Un rapport de près de 300 pages à la suite d’une enquête menée par Guidepost Solutions, un cabinet indépendant (The Southern Baptist Convention Executive Committee’s Response to Sexual Abuse Allegations and an Audit of the Procedures and Actions of the Credentials Committee), a révélé que les dirigeants de Convention baptiste du Sud avaient caché des allégations d’abus sexuels pendant plus de 20 ans. Le rapport indique qu’ils ont ignoré les accusations ou attaqué les survivants d’abus sexuels pour protéger l’église de toute responsabilité légale, affublant les survivants d’épithètes peu amènes : « opportunistic » ayant a « hidden agenda of lawsuits » ou agissant comme des « professional victims ».
La Convention baptiste du Sud (Southern Baptist Convention) est une dénomination chrétienne évangélique fondée en 1845 et basée à Nashville. Elle a été fondée à Augusta, en Géorgie, après la séparation d’avec la Triennial Convention (devenue American Baptist Churches USA) par des baptistes favorables à l’esclavage et en désaccord avec l’abolitionnisme des baptistes du Nord des États-Unis. Après la guerre de Sécession, la plupart des églises baptistes afro-américaines du Sud se sont rassemblées dans la National Baptist Convention fondée en 1895.

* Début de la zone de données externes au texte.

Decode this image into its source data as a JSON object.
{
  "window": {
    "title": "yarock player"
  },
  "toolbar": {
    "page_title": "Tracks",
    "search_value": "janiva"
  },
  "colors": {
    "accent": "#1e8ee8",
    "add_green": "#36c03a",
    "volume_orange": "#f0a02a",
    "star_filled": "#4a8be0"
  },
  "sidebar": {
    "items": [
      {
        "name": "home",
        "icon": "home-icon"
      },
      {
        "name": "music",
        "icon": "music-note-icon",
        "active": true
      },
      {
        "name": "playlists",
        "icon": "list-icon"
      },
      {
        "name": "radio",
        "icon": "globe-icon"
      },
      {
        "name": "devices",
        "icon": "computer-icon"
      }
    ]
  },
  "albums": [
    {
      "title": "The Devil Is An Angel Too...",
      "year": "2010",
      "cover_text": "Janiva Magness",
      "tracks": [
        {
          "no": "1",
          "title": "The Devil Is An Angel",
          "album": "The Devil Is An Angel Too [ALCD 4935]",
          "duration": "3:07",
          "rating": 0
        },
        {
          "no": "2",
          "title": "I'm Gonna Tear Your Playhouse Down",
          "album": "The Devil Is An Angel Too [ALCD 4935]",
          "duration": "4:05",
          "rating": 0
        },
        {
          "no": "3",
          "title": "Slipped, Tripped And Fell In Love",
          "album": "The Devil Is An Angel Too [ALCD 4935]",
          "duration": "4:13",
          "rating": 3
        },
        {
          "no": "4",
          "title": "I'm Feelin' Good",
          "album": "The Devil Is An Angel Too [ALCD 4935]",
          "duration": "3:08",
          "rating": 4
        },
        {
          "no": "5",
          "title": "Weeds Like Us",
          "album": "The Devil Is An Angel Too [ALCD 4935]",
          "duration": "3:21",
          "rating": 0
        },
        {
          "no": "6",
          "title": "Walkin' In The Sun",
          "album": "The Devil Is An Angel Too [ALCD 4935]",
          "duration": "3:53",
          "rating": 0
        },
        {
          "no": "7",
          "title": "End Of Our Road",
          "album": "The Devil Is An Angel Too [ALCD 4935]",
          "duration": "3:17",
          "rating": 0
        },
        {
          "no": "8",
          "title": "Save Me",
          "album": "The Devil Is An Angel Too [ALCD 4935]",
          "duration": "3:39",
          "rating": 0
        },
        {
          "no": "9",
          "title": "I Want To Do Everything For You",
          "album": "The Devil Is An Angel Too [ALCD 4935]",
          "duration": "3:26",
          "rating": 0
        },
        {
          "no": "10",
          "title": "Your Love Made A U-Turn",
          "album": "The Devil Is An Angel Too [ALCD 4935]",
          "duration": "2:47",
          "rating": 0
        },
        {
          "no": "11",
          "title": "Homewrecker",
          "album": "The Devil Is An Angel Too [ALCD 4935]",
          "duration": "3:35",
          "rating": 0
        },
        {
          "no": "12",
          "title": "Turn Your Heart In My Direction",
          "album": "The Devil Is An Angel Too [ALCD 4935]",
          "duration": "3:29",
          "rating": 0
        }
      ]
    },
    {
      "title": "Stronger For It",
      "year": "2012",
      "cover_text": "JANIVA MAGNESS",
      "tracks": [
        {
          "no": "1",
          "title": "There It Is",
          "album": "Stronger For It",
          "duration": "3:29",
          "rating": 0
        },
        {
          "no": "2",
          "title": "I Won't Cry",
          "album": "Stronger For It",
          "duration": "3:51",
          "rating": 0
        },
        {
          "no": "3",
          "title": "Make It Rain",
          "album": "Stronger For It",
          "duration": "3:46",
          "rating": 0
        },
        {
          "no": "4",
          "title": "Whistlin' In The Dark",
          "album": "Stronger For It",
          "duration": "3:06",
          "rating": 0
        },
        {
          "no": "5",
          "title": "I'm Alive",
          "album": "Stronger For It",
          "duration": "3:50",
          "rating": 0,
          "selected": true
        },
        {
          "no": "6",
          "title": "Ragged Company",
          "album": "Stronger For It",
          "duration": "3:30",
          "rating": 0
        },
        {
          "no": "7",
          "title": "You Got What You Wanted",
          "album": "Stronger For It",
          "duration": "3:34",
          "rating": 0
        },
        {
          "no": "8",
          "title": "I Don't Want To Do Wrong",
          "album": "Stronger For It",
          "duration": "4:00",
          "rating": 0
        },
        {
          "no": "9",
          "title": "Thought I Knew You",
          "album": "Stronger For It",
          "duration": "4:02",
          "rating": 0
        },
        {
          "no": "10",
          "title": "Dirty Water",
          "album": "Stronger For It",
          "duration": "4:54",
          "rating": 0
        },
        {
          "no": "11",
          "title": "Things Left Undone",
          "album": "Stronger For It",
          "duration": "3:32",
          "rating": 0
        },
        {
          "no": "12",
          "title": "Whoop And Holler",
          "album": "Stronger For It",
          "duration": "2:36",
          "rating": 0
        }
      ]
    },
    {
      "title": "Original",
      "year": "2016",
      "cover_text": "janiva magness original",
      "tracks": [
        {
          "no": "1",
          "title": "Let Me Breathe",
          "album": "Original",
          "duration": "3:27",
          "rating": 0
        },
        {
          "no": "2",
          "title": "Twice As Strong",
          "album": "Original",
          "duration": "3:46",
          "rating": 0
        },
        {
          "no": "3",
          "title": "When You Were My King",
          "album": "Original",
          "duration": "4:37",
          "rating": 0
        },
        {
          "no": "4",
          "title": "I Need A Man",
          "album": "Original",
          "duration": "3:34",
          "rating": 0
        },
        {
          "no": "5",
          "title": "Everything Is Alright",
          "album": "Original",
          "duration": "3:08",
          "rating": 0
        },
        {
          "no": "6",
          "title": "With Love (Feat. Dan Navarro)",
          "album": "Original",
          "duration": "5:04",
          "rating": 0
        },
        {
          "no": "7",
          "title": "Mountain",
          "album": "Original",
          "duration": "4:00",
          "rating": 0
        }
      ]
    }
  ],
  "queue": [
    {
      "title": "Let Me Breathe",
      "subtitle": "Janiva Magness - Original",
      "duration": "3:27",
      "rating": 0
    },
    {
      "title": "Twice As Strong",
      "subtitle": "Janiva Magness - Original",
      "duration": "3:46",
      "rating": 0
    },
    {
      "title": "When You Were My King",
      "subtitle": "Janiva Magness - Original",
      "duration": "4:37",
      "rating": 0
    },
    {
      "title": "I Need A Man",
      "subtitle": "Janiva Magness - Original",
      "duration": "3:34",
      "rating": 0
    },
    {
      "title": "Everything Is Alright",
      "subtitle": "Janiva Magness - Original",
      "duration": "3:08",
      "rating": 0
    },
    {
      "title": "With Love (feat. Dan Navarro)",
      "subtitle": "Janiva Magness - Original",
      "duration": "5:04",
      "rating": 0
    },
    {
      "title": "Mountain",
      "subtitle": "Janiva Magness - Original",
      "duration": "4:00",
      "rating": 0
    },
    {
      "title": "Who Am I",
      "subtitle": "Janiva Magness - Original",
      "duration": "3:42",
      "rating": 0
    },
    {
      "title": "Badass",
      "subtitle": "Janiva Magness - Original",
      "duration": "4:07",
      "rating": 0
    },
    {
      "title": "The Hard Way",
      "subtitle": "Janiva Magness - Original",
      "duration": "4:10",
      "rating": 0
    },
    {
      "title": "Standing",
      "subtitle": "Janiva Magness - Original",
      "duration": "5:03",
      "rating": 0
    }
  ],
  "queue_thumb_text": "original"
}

La Convention baptiste du Sud perd de son caractère régional à partir des années 1940 et commence à intégrer des membres issus de diverses minorités dans les dernières années du XXe siècle. Bien qu’elle reste le plus densément implantée dans le Sud des États-Unis, elle s’implante également dans le reste du pays et passe des accords avec une quarantaine de conventions locales. Elle réunit quelques 47 000 églises qui restent autonomes pour une congrégation de 14 millions de fidèles. Depuis les années 1980, les Baptistes du Sud apportent un soutien massif au parti républicain.
Des abus sexuels dans la congrégation sont révélés au public, en février 2019, par le Houston Chronicle et le San Antonio Express-News. Selon ces enquêtes environ 380 membres du clergé, des dirigeants laïcs et des bénévoles de la Convention baptiste du Sud sont accusés d’agressions sexuelles et 700 victimes
Selon Heather Cox Richardson, professeur d’histoire au Boston College, l’histoire moderne de la Southern Baptist Convention commence en 1967, lorsque Paige Patterson, une étudiante au séminaire, et Paul Pressler, un juge du Texas, se rencontrent à la Nouvelle-Orléans pour discuter de l’orientation de la plus grande dénomination protestante des États-Unis avec la volonté de la débarrasser de ses membres libéraux, purger ceux qui croyaient au droit à l’avortement, aux droits des femmes et aux droits des homosexuels (source : Letters from an American).
Entre 2003 et 2018, l’église a perdu environ un million de membres. Paul Pressler et Paige Patterson ont été accusés d’inconduite sexuelle et, en 2018, ils ont dû démissionner de leurs fonctions de direction.
La réunion annuelle de la Southern Baptist Convention en 2021 était la plus importante depuis 1995. Les membres ont rejeté un dirigeant d’extrême droite et ont choisi comme président Ed Litton, pasteur principal de Redemption Church à Saraland (Alabama), qui depuis au moins 2014 s’était concentré sur la réconciliation raciale. Les membres ont également appelé à une enquête sur les scandales sexuels. La SBC a fait appel au cabinet Guidepost Solutions en septembre pour mener une enquête.
Son rapport est si accablant que la première réaction de Russell Moore, l’ex-président de la commission Ethics & Religious Liberty de la SBC, a déclaré : « J’ai eu tort d’appeler les abus sexuels dans la Convention baptiste du Sud… une crise. La crise est un trop petit mot. C’est une apocalypse. L’enquête découvre une réalité bien plus diabolique et systématique que je ne l’imaginais. Combien d’enfants ont été violés, combien de personnes ont été agressées, combien de cris ont été réduits au silence (…) C’est plus qu’une crise, c’est même plus qu’un crime. C’est un blasphème ».
– Former une commission indépendante et établir ultérieurement une entité administrative permanente pour superviser les réformes globales à long terme concernant les abus sexuels et les fautes connexes au sein du SBC.
– Créer et maintenir un système d’information sur les délinquants pour alerter la communauté des délinquants connus.
– Fournir une boîte à outils de ressources complète comprenant des protocoles, une formation, une éducation et des informations pratiques.
– Restreindre l’utilisation d’accords de non-divulgation et de règlements civils qui lient les victimes à la confidentialité dans les affaires d’abus sexuels, sauf demande de la victime.
La prochaine réunion de la SBC qui se tient en juin prochain à Anaheim, dans la banlieue de Los Angeles, risque d’être assez explosive.